Menurut Arif, perjanjian kerja sama itu memuat dua pokok yang
penting bagi aktivitas pers mahasiswa. “Pertama, peningkatan kompetensi. Kedua,
penyelesaian sengketa jurnalistik melalui Dewan Pers,” ujarnya.
Direktur PT Tempo Inti Media ini berharap kedua poin itu
berjalan beriringan untuk meminimalisasi munculnya sengketa jurnalistik yang
merugikan pers mahasiswa. “Pers mahasiswa mesti meningkatkan kapasitas,
pengetahuan etik, teknik liputan. Supaya tidak ada ruang yang bagi para pihak
yang keberatan dengan hasil liputan,” kata Arif.
Pada medio 2020-2021, PPMI mencatat telah terjadi 185
kekerasan dengan 12 jenis kasus yang dialami pers mahasiswa. Kasus tersebut
antara lain berupa 81 teguran, 24 upaya pencabutan berita, 23 makian, 20
ancaman, 11 pemaksaan meminta maaf, 11 pemotongan dana, 6 tuduhan tanpa bukti,
4 surat peringatan, 3 teror, 1 pemukulan, dan 1 pelarangan aktivitas jam malam.
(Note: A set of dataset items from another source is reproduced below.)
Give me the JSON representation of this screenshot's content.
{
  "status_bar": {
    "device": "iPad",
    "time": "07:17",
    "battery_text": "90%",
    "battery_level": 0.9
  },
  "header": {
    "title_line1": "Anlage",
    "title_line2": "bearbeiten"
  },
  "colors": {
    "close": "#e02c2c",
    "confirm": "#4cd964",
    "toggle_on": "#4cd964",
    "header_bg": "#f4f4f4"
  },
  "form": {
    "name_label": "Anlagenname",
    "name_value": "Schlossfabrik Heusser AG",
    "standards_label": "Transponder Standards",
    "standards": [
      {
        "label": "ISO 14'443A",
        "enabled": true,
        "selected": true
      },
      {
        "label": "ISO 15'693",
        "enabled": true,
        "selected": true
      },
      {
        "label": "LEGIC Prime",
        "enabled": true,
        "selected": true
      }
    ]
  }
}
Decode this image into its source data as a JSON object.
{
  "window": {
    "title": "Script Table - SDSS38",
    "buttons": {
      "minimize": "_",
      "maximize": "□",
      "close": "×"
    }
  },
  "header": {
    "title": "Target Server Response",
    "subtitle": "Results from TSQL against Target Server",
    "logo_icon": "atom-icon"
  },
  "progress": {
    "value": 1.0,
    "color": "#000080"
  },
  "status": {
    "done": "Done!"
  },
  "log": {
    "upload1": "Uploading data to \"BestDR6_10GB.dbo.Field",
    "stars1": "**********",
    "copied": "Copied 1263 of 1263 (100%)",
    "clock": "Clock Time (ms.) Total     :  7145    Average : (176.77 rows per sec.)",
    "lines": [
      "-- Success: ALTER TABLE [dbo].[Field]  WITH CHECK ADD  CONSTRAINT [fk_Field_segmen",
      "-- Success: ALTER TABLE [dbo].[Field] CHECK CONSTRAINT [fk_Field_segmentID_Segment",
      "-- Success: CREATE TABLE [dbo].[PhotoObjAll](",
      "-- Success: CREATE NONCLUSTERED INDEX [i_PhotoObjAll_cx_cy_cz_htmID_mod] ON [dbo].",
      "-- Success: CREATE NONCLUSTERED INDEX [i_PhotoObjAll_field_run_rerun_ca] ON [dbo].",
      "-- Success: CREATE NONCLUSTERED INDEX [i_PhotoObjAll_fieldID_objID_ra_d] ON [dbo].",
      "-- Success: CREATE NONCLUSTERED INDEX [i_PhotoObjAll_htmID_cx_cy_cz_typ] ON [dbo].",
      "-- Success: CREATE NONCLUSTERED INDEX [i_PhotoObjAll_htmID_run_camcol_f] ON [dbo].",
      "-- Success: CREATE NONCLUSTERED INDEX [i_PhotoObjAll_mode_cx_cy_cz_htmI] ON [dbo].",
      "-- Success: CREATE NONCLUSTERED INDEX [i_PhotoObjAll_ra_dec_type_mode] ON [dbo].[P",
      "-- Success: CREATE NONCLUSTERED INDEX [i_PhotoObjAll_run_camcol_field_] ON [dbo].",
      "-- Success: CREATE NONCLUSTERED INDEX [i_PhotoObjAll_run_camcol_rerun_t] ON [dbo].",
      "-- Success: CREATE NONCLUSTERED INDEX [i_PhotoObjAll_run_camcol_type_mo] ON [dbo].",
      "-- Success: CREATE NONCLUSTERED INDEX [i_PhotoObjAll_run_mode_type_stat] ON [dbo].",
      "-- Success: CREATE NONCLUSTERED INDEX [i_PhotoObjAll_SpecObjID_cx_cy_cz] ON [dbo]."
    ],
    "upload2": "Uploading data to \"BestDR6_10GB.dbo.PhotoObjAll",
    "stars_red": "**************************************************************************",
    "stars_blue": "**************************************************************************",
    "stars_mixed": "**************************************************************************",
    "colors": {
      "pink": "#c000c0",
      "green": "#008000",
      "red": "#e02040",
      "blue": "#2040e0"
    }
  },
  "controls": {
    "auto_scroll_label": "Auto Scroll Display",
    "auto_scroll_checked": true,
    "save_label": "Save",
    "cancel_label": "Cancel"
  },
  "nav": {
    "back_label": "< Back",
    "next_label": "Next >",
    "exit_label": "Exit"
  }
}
Dari angka itu, birokrasi kampus menjadi pelaku kekerasan
paling dominan dengan 48 kasus. Pelaku lain beragam. Mulai dari mahasiswa,
pengurus Badan Eksekutif Mahasiswa atau Dewan Perwakilan Mahasiswa, organisasi
eksternal kampus, organisasi masyarakat, hingga polisi dan anggota TNI.
Badan Pekerja Advokasi PPMI Dewan Kota Tulungagung Noval
Kusuma berharap Dewan Pers bisa mengawal pelaksanaan perjanjian Penguatan dan
Perlindungan Aktivitas Jurnalistik Mahasiswa di Lingkungan Perguruan Tinggi.
Dia juga berharap pers mahasiswa bisa lebih dilibatkan dalam perumusan strategi
perlindungan pers mahasiswa. “Supaya produk yang disepakati dapat diterapkan di
kampus seluruh Indonesia,” kata dia. (tempo)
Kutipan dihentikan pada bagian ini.